There are the arguments of Barry Commoner, for instance, senior scientist at the Centre for the Biology of Natural Systems at Queens College, New York, who has said that "The biotechnology industry is based on science that is 40 years old and conveniently devoid of more recent results, which show that there are strong reasons to fear the potential consequences of transferring a DNA gene between species."

Although the industry relies on a simple model of gene behaviour, that one DNA gene leads straightforwardly to one trait even when it is moved into different organisms, newer research suggests that gene expression is not nearly so predictable, and that moving genes might therefore lead to myriad unforeseen consequences.

Scientists who are exploring more complicated models of genetics also argue that the release of genetically engineered crops before gene expression is truly understood represents a massive, uncontrolled experiment.

In other words, fear of genetically modified organisms is not confined to the non-scientific world. In fact, a statement first drawn up by the Institute of Science in Society three years ago, which calls for a moratorium on the environmental release of genetically modified crops, has now been signed by over 450 scientists from over 50 different countries.

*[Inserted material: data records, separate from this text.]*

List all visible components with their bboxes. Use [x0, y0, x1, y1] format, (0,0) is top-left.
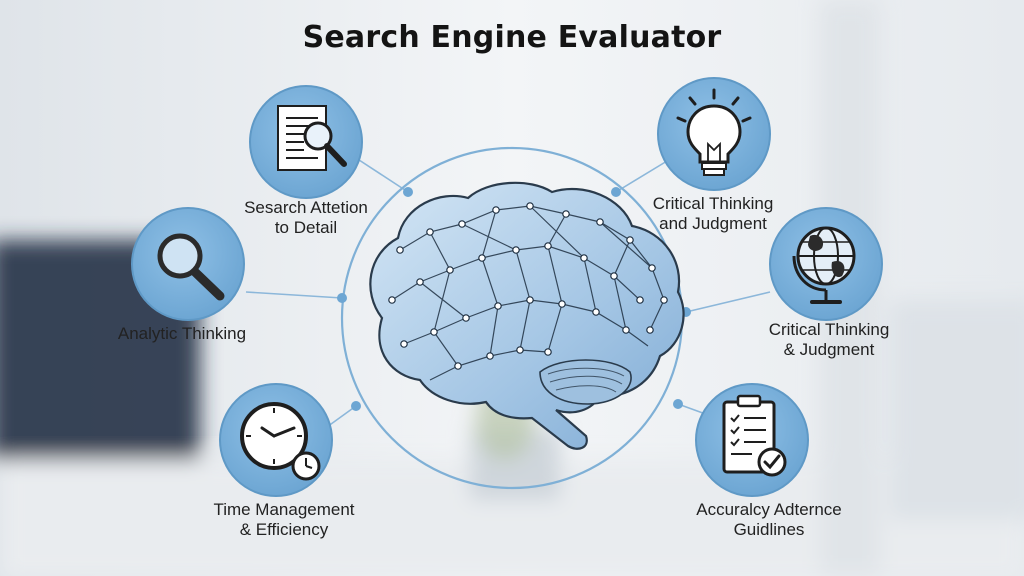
node-label-critical-2: Critical Thinking & Judgment: [768, 320, 890, 359]
clipboard-checklist-icon: [722, 394, 787, 477]
node-attention: [249, 85, 363, 199]
node-label-accuracy: Accuralcy Adternce Guidlines: [696, 500, 842, 539]
brain-network-icon: [369, 181, 685, 450]
node-label-attention: Sesarch Attetion to Detail: [244, 198, 368, 237]
node-critical-1: [657, 77, 771, 191]
clock-icon: [240, 402, 321, 481]
node-label-critical-1: Critical Thinking and Judgment: [652, 194, 774, 233]
magnifying-glass-icon: [157, 233, 225, 301]
globe-icon: [792, 226, 856, 304]
node-analytic: [131, 207, 245, 321]
node-time: [219, 383, 333, 497]
node-label-time: Time Management & Efficiency: [213, 500, 355, 539]
page-title: Search Engine Evaluator: [302, 20, 722, 55]
lightbulb-icon: [676, 88, 752, 176]
node-critical-2: [769, 207, 883, 321]
node-accuracy: [695, 383, 809, 497]
document-magnifier-icon: [277, 105, 347, 171]
node-label-analytic: Analytic Thinking: [117, 324, 247, 343]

Of course, an awful lot of ordinary people who feel they are against genetic modification have little interest in following any scientific arguments, and are merely swayed by a vague sense of alarm, summed up in the word "Frankenfoods". Even those of us who do try to follow them will not feel equipped to make any judgement about which scientists are right, and which are wrong. All that we can do is to take note of the fact that the scientists are not speaking with one voice, and that arguments against putting genetically modified organisms into the environment are now being made by respected scientists. And that makes us feel justified in demanding that the industry should go slow.

After all, scientists have certainly built us some wonderful highways of progress, but some of them have also, at times, thrown us into some dead ends. Nuclear energy did not turn out to be a clean answer to our energy needs, thalidomide did not turn out to be a good drug for pregnant women, asbestos did not turn out to be a risk-free industrial product, BSE could be passed to humans - and when these realities were faced, some scientists got egg on their faces.

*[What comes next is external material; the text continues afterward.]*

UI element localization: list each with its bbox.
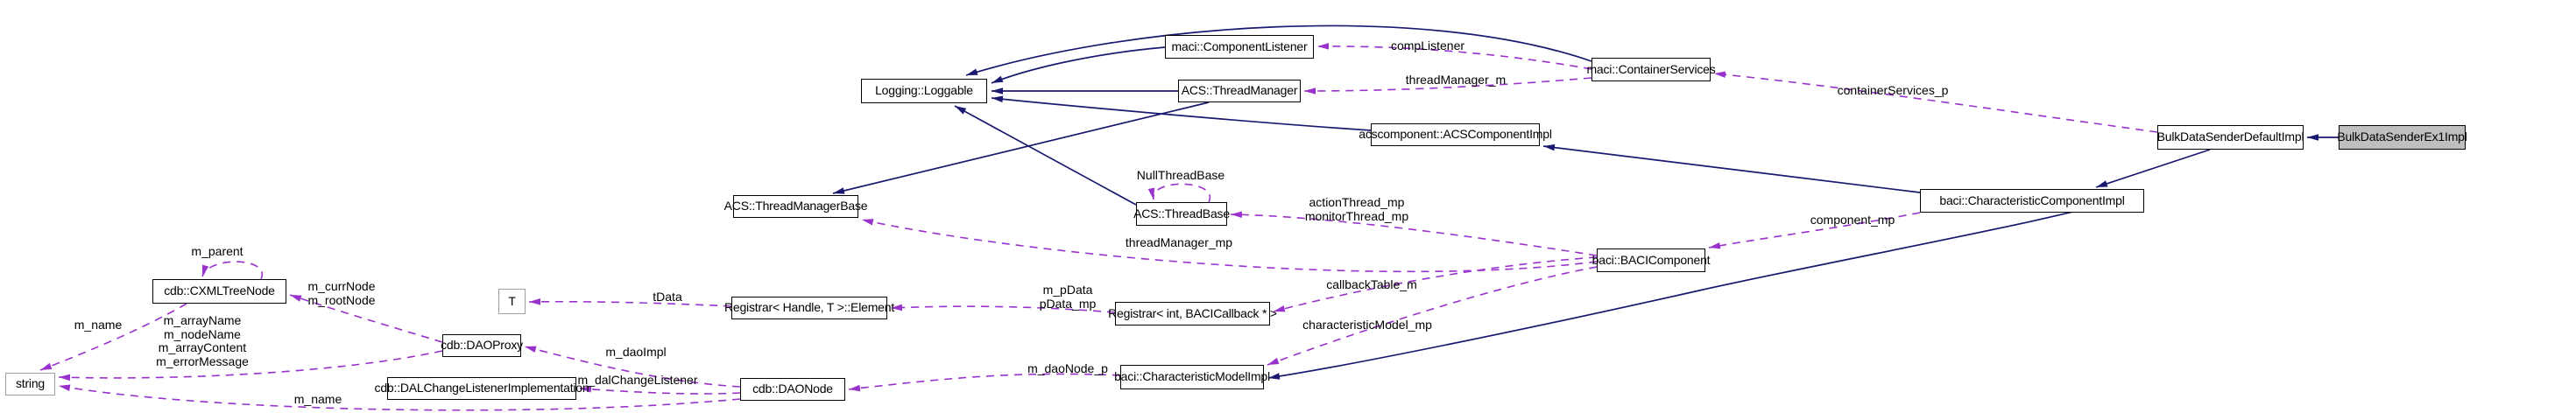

If we point out that in this case there is room for doubt, we are not being anti-science, but simply realistic about the fact that sometimes scientists get it right and sometimes they get it wrong.

What Tony Blair is doing now is not so much riding to the defence of science, as riding to the defence of industry. He would like as much as possible of the potential profits from the biotechnology industry to be made in Britain. And he relies on his minister for science, Lord Sainsbury, who happens to support GM technology and who happens to have donated millions of pounds to the Labour Party, to reassure him over the importance of pressing ahead with developing genetically modified crops.

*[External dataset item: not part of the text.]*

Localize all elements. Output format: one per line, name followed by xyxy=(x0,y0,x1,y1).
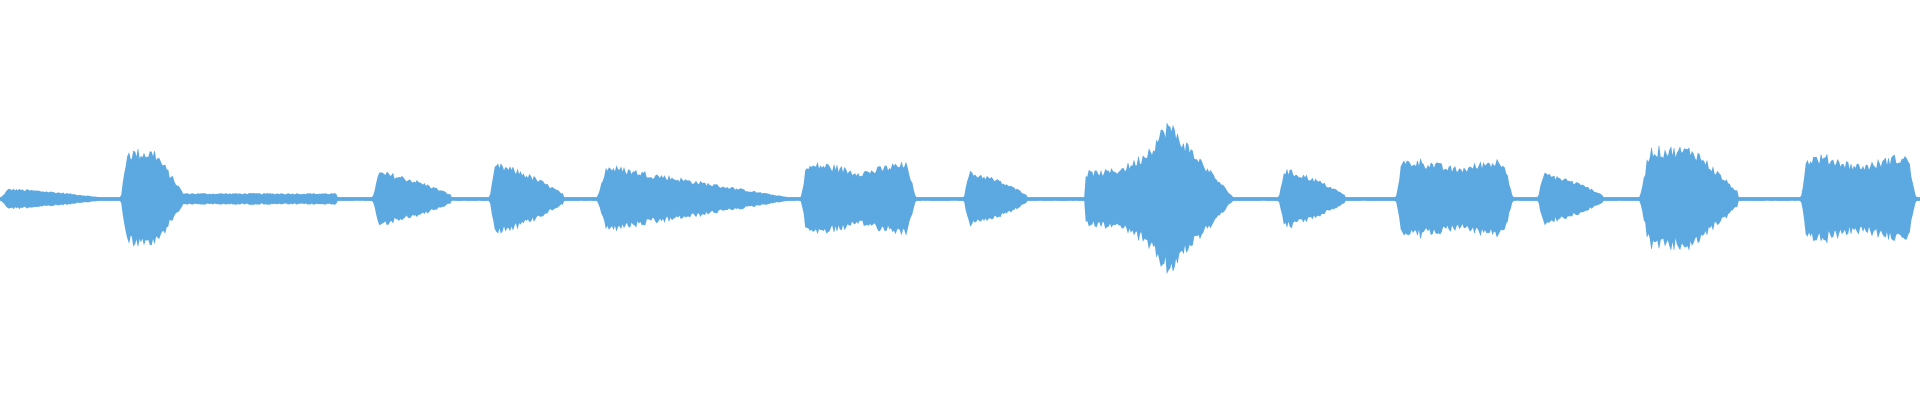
waveform-shape xyxy=(0,122,1920,275)
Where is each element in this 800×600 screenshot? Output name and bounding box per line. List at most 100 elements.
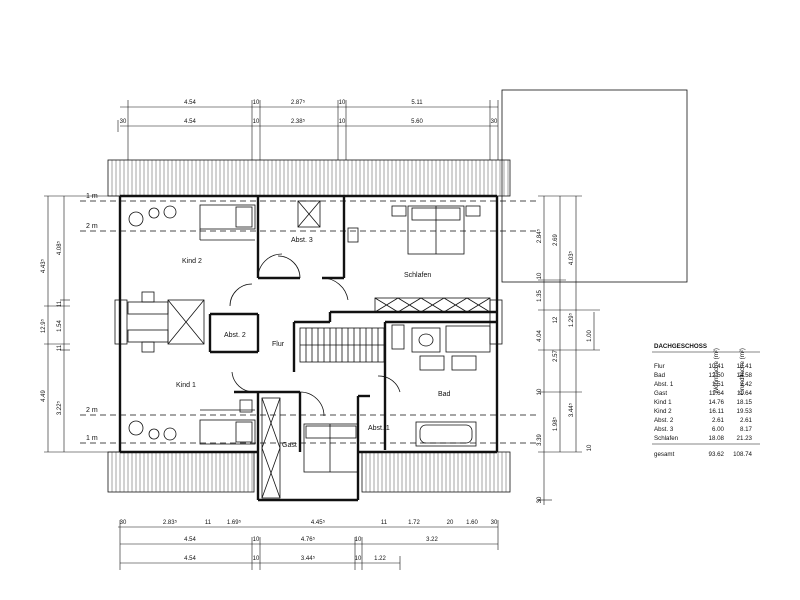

Tony Blair is underestimating the unease that many people feel when they see big business exerting influence over the kind of science that the Government will support. We would feel more faith in both government and science if instead, Blair decided to put more money into more independent research which could allow scientific voices to come through even if they dissented from corporate interests. Because there are many scientists who are currently working on projects to increase biodiversity and increase food production at the same time, who struggle to obtain the kind of cash for their work that scientists in the biotechnology industry can expect.

But it is much easier for Blair to dismiss the unease that people feel than to engage with it. And although he is wrong to say that the protesters are against science, this may turn out to be an effective way of shutting down debate.